Besides the 4560-hectare Benga license, Riversdale holds around 285,000 hectares in Mozambique, and the new resource covers only 2% of its landholdings.
The company said today that some 720 million tonnes of the 1.2Bt could be mined via an opencut development.
Based on initial washability analysis results, coal products from the project could include an export hard coking coal at 10% ash and a secondary thermal coal product, consisting of an export thermal coal with 20% ash, or a domestic thermal coal at approximately 35% ash.
Riversdale chairman Michael O'Keeffe said the resource confirms the "huge potential" of Mozambique's Moatize area.
"Riversdale has a dominant land holding position in a region that we believe is going to play a major part in supplying high growth regional and international economies," he said.
"Infrastructure planning discussions have commenced and we have attracted the participation of a company the quality of Tata Steel to help us develop the mine and fast-track the infrastructure and marketing."

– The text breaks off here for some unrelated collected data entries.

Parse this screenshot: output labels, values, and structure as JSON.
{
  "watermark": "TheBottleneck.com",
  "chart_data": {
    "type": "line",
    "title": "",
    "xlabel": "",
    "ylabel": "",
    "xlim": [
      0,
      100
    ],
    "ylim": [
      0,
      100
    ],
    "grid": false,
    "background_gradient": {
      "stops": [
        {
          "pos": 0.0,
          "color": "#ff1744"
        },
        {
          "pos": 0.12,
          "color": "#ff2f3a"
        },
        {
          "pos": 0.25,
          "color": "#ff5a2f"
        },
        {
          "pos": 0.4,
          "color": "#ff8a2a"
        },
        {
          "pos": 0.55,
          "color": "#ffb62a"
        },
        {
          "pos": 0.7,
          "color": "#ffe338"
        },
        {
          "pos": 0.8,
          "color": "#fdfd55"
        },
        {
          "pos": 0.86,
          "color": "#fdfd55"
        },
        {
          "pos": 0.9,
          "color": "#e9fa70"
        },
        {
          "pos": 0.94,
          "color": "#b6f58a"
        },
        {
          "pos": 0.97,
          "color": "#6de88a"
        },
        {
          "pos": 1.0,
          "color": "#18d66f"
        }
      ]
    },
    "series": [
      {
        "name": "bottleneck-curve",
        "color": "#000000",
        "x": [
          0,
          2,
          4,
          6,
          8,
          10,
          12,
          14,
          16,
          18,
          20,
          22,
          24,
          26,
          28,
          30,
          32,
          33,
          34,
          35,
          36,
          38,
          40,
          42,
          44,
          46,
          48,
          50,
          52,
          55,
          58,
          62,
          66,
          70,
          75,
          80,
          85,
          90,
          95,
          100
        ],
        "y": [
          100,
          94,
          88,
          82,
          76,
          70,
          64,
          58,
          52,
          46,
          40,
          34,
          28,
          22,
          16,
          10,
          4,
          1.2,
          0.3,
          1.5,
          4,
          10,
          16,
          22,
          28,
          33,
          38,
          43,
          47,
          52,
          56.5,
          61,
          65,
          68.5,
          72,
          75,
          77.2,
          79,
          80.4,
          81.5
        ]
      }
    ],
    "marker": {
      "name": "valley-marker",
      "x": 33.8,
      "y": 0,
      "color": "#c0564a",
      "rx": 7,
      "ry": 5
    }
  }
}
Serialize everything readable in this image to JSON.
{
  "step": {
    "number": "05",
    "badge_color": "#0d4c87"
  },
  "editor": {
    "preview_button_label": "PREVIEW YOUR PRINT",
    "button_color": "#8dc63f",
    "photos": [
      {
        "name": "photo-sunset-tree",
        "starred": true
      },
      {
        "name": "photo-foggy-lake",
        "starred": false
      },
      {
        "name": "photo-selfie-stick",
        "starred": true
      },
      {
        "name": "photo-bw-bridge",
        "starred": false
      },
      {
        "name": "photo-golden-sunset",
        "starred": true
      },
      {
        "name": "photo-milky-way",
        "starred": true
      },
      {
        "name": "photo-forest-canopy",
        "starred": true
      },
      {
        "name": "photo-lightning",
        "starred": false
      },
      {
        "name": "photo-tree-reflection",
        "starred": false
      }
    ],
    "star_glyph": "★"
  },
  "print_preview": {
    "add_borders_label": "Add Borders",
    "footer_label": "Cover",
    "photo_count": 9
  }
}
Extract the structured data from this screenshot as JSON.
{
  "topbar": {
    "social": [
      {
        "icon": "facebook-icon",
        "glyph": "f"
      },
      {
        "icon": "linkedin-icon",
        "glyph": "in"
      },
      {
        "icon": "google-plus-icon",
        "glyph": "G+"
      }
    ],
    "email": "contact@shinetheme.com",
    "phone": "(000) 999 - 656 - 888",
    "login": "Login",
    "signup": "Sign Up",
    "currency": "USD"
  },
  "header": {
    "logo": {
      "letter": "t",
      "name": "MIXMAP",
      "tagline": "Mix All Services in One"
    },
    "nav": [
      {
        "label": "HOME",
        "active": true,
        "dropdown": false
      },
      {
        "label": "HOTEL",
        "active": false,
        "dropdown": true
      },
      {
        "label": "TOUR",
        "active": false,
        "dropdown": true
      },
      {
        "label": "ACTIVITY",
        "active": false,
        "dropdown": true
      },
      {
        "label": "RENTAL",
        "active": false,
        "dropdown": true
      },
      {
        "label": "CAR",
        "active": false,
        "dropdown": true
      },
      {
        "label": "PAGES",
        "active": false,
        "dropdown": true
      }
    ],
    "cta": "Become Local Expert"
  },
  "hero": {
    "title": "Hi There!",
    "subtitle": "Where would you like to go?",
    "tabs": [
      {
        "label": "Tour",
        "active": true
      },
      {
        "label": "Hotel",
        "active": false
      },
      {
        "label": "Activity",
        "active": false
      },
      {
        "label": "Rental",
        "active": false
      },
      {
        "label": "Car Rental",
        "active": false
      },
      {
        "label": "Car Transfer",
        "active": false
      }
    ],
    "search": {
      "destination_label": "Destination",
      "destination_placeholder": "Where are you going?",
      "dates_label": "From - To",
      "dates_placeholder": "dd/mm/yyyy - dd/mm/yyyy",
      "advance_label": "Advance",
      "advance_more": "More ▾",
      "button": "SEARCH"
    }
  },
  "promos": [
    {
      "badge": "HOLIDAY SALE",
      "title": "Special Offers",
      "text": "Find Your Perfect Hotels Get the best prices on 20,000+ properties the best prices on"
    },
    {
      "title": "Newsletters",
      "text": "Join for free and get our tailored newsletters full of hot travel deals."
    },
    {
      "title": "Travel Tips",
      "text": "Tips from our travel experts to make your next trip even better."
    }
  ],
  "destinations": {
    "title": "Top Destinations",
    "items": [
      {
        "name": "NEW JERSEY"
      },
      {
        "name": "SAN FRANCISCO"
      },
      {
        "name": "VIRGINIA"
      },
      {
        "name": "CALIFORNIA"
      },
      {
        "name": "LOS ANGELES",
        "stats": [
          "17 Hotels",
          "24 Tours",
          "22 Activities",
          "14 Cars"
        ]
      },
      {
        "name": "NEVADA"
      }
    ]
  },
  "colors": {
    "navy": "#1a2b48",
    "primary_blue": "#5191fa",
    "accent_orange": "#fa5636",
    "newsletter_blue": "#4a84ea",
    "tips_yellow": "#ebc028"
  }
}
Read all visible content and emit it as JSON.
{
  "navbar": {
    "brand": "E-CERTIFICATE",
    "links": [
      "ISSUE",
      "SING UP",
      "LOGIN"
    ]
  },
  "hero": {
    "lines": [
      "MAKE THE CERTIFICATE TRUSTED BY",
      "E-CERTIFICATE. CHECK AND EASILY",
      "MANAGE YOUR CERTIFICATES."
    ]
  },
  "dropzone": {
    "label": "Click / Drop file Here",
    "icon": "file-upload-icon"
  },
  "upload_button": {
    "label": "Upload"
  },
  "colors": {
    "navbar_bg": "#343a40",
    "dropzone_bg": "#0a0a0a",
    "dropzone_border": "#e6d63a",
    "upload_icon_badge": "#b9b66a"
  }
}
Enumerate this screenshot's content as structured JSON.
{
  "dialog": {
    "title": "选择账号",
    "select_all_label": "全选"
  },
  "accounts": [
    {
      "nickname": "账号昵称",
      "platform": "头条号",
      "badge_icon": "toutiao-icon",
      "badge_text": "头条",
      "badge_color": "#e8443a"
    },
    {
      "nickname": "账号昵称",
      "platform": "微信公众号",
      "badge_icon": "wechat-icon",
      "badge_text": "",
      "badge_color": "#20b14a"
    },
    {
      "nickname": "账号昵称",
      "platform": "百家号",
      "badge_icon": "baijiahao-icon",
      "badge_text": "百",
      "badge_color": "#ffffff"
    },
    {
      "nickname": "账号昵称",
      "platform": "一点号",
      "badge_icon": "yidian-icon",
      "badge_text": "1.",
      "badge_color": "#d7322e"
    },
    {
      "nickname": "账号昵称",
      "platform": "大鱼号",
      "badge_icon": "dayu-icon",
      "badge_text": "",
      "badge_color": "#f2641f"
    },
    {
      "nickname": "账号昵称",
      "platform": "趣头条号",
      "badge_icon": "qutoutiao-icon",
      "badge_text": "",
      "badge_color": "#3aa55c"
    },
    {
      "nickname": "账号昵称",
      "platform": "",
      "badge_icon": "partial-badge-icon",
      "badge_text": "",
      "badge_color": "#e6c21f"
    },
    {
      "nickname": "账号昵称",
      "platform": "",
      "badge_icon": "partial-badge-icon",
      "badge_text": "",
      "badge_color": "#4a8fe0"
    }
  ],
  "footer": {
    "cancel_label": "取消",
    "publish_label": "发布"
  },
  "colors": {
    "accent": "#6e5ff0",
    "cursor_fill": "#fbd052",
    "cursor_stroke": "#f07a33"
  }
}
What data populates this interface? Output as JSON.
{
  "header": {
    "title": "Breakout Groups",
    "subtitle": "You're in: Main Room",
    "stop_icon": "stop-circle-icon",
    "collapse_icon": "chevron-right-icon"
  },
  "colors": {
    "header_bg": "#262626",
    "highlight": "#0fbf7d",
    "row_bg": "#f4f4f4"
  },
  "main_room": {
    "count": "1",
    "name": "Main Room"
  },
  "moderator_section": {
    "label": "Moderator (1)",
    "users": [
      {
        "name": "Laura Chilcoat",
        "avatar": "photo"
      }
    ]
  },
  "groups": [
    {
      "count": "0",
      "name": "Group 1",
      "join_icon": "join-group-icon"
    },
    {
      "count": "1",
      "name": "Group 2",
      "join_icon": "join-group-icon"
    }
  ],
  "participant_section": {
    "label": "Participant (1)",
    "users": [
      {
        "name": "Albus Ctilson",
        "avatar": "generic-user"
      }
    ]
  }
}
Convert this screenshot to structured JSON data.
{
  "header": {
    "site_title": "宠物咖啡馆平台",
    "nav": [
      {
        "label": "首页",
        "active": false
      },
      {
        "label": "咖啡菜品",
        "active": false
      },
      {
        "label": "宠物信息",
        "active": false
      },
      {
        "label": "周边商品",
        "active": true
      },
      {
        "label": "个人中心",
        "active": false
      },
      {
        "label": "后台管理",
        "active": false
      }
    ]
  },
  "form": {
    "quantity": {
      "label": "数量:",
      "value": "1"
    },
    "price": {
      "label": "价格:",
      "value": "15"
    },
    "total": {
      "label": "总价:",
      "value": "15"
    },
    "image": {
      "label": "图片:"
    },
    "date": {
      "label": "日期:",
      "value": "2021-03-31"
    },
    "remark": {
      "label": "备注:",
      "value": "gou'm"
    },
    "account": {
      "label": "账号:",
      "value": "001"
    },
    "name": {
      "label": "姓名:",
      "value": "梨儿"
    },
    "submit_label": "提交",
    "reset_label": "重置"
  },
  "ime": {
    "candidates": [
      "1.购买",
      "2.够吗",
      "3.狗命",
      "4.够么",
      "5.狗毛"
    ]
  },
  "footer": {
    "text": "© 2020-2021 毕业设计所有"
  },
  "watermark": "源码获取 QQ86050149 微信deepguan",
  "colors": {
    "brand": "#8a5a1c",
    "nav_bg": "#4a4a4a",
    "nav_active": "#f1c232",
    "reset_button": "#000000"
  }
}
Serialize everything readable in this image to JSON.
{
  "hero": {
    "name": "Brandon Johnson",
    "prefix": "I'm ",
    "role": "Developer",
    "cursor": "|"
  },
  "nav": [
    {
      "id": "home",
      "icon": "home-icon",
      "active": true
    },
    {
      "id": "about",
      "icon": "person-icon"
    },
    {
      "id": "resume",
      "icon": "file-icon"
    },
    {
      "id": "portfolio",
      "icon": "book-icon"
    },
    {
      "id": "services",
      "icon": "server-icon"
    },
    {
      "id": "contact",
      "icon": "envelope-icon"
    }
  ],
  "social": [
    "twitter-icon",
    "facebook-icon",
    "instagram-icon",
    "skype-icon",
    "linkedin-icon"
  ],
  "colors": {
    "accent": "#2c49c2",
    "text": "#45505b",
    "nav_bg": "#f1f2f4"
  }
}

O'Keeffe said the next step for the Sydney-based company would be to elevate the coal resource to JORC-compliant measured and indicated categories before moving to a bankable feasibility study by mid-2008.
In August the company signed a memorandum of understanding with Tata Steel which will see Tata acquire a 35% interest in two of Riversdale's tenements and offtake rights to 40% of coking coal produced.
In the last quarter, Riversdale's operational Zululand Anthracite Colliery in South Africa stepped up production by 10% to reach 173,804t.